I am trying to parse a simple script language using FsLex and FsYacc, and I have a problem with distinguishing the minus operator from negative numbers.

If I evaluate the term "1 - 2", the parser will return the desired AST: Minus(NumberLiteral(1.0),NumberLiteral(2.0)). But if I evaluate the term "1-2", the lexer will produce the number 1, followed by the number -2, which is not a valid input.

I have made a minimal program to reproduce my problem.

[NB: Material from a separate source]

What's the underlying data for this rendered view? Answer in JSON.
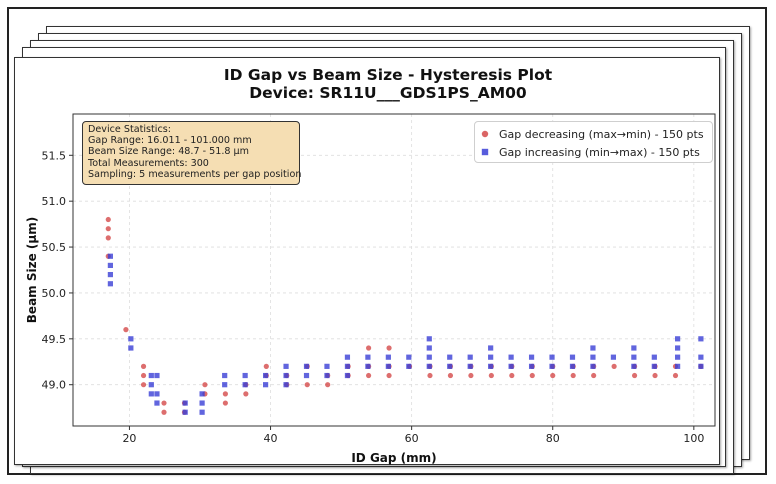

Ast defined like this:

module Ast

type Expression =
  | NumberLiteral of double
  | Minus of Expression * Expression

The lexer code looks like this:

{
module Lexer
open Microsoft.FSharp.Text.Lexing
open Parser
}

let whitespace = ' '
let digit = ['0' - '9']
let number = '-'?digit+

rule token = parse
    | whitespace*   { token lexbuf }
    | '-'           { MINUS }
    | number        { lexbuf |> LexBuffer<_>.LexemeString |> System.Double.Parse |> NUMBER }
    | eof           { EOF }

The parser looks like this:

%{
open Ast
%}
%start start
%token EOF MINUS
%token <double> NUMBER
%type < Expression > start
%%

start: 
    | expression EOF    { $1 }

expression:
    | NUMBER            { NumberLiteral $1 }
    | expression
      MINUS expression  { Minus($1, $3) }

My initial thought was to not handle the - as part of the number in the lexer, and let the parser determine if the MINUS token should result in a minus operator or a negative number. Unfortunately that would also result in the input "- 2" to be evaluated as a negative number, because the whitespace would be consumed.

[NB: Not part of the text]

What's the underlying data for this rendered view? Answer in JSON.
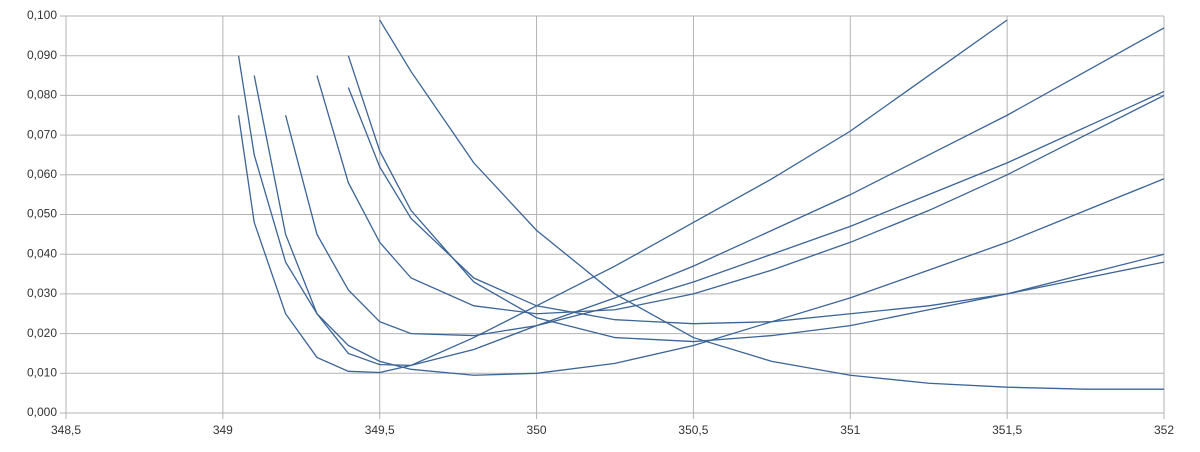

But I assume that this must be a common problem, and a common solution must exist. So how do I best handle this?

1

1 Answers

3
votes

The usual solution is that -2 is actually an expression. You can "constant fold" -- directly evaluate expressions whose arguments are constants -- if you feel that it would be too inefficient to evaluate -2 (or you could just handle that as a special case in the production MINUS expression).